What effect will Trump’s actions have? As legal texts, the executive actions are hardly “absurdly unconstitutional,” as House Speaker Nancy Pelosi (D-Calif.) charged. But the president’s bold claims that his decrees will “save American jobs and provide relief to the American workers” are also far from the mark.
The reason rests in what is possible in (legal) unilateral action. Trump’s weekend orders are, granted, a small sample. But even so, they cover three broad categories of executive action.
We might call the first an “executive order as a news release.” The order “providing assistance to renters and homeowners” is in this vein. Although White House press secretary Kayleigh McEnany claimed Monday that the president “extended the eviction protections” contained in the 2020 Cares Act, that is not the case. More than half of the order’s text is devoted to praising the administration and attacking legislators: “Unlike the Congress, I cannot sit idly and refuse to assist vulnerable Americans in need.” The rest merely urges Cabinet departments to use existing authority to “minimize, to the greatest extent possible, residential evictions and foreclosures.”

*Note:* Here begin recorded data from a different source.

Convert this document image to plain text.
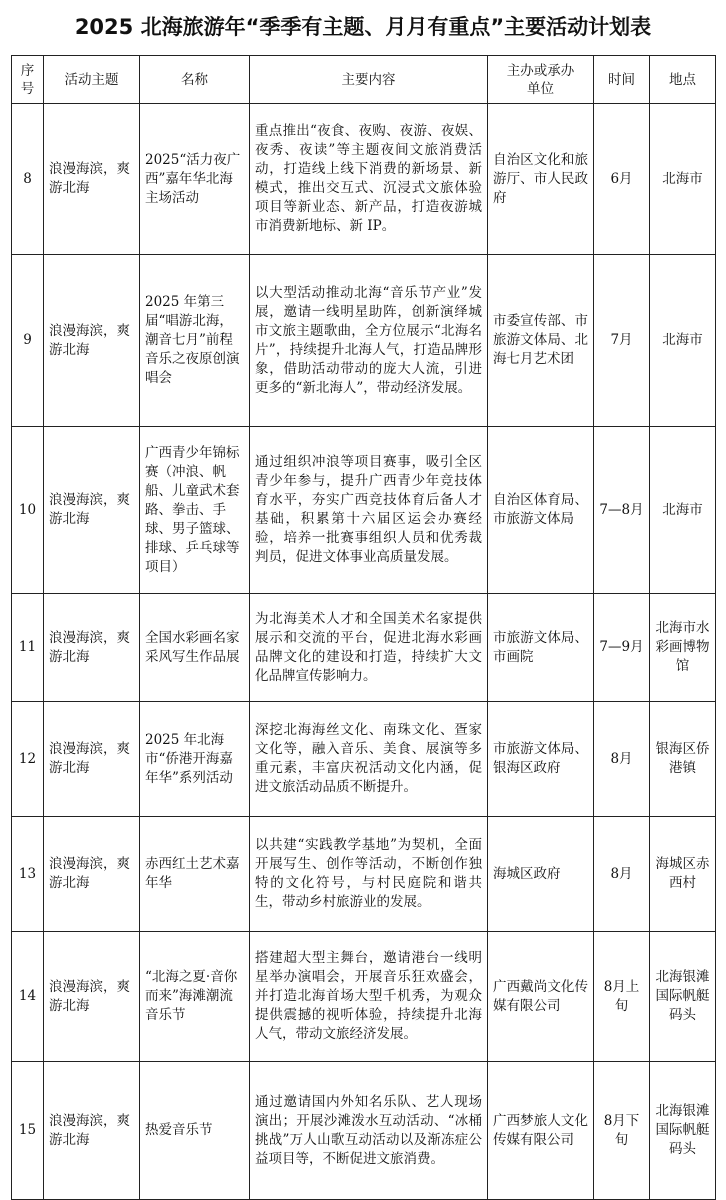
2025 北海旅游年“季季有主题、月月有重点”主要活动计划表
序号	活动主题	名称	主要内容	主办或承办单位	时间	地点
8	浪漫海滨，爽游北海	2025“活力夜广西”嘉年华北海主场活动	重点推出“夜食、夜购、夜游、夜娱、夜秀、夜读”等主题夜间文旅消费活动，打造线上线下消费的新场景、新模式，推出交互式、沉浸式文旅体验项目等新业态、新产品，打造夜游城市消费新地标、新 IP。	自治区文化和旅游厅、市人民政府	6月	北海市
9	浪漫海滨，爽游北海	2025 年第三届“唱游北海，潮音七月”前程音乐之夜原创演唱会	以大型活动推动北海“音乐节产业”发展，邀请一线明星助阵，创新演绎城市文旅主题歌曲，全方位展示“北海名片”，持续提升北海人气，打造品牌形象，借助活动带动的庞大人流，引进更多的“新北海人”，带动经济发展。	市委宣传部、市旅游文体局、北海七月艺术团	7月	北海市
10	浪漫海滨，爽游北海	广西青少年锦标赛（冲浪、帆船、儿童武术套路、拳击、手球、男子篮球、排球、乒乓球等项目）	通过组织冲浪等项目赛事，吸引全区青少年参与，提升广西青少年竞技体育水平，夯实广西竞技体育后备人才基础，积累第十六届区运会办赛经验，培养一批赛事组织人员和优秀裁判员，促进文体事业高质量发展。	自治区体育局、市旅游文体局	7—8月	北海市
11	浪漫海滨，爽游北海	全国水彩画名家采风写生作品展	为北海美术人才和全国美术名家提供展示和交流的平台，促进北海水彩画品牌文化的建设和打造，持续扩大文化品牌宣传影响力。	市旅游文体局、市画院	7—9月	北海市水彩画博物馆
12	浪漫海滨，爽游北海	2025 年北海市“侨港开海嘉年华”系列活动	深挖北海海丝文化、南珠文化、疍家文化等，融入音乐、美食、展演等多重元素，丰富庆祝活动文化内涵，促进文旅活动品质不断提升。	市旅游文体局、银海区政府	8月	银海区侨港镇
13	浪漫海滨，爽游北海	赤西红土艺术嘉年华	以共建“实践教学基地”为契机，全面开展写生、创作等活动，不断创作独特的文化符号，与村民庭院和谐共生，带动乡村旅游业的发展。	海城区政府	8月	海城区赤西村
14	浪漫海滨，爽游北海	“北海之夏·音你而来”海滩潮流音乐节	搭建超大型主舞台，邀请港台一线明星举办演唱会，开展音乐狂欢盛会，并打造北海首场大型千机秀，为观众提供震撼的视听体验，持续提升北海人气，带动文旅经济发展。	广西戴尚文化传媒有限公司	8月上旬	北海银滩国际帆艇码头
15	浪漫海滨，爽游北海	热爱音乐节	通过邀请国内外知名乐队、艺人现场演出；开展沙滩泼水互动活动、“冰桶挑战”万人山歌互动活动以及渐冻症公益项目等，不断促进文旅消费。	广西梦旅人文化传媒有限公司	8月下旬	北海银滩国际帆艇码头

The second category is the invocation of powers delegated in statute — in this instance, authority that Congress put behind glass, to be used in case of a national emergency. Recall that Trump declared such an emergency on March 13. For good measure, by mid-April the president had signed more than 50 disaster declarations, too, covering every American citizen.
That activated statutory provisions such as 26 U.S. Code 󠄻§7508A, enabling the treasury secretary to extend tax deadlines for anyone “affected by a federally declared disaster.” That’s how the usual April 15 income tax filing deadline moved to July 15 — and how the president’s new memorandum pushes back employees’ share of payroll tax payments into 2021. Similarly, the memorandum allowing borrowers to delay repaying their student loans rests on existing statute and emergency authority.
Yet those moves have clear limits. Both memos defer payments but can’t forgive what is owed. The loan deferral applies only to loans issued directly by the federal government. Tough luck for students with private loans, which account for more than $10 billion in debt a year at far higher interest rates. And the payroll tax “holiday” may simply result in employers continuing to withhold the tax for payment in 2021 instead of 2020. If employees do get that money, they will have to pay back taxes as soon as the deferral ends — because although the president said he would “make permanent cuts” or even “terminate” the payroll tax, he has no power to do so. The memorandum says only that the “Secretary of the Treasury shall explore avenues, including legislation, to eliminate the obligation to pay the taxes deferred.” But doing that would interrupt the key funding stream for Medicare and Social Security.
Those practical difficulties become worse in the third category of executive action, directives built on the inventive interpretation of existing law — such as Trump’s memorandum seeking to extend unemployment benefits. The idea is to give $400 a week to unemployed workers above their existing unemployment insurance, replacing the $600 provided by the Cares Act but now expired.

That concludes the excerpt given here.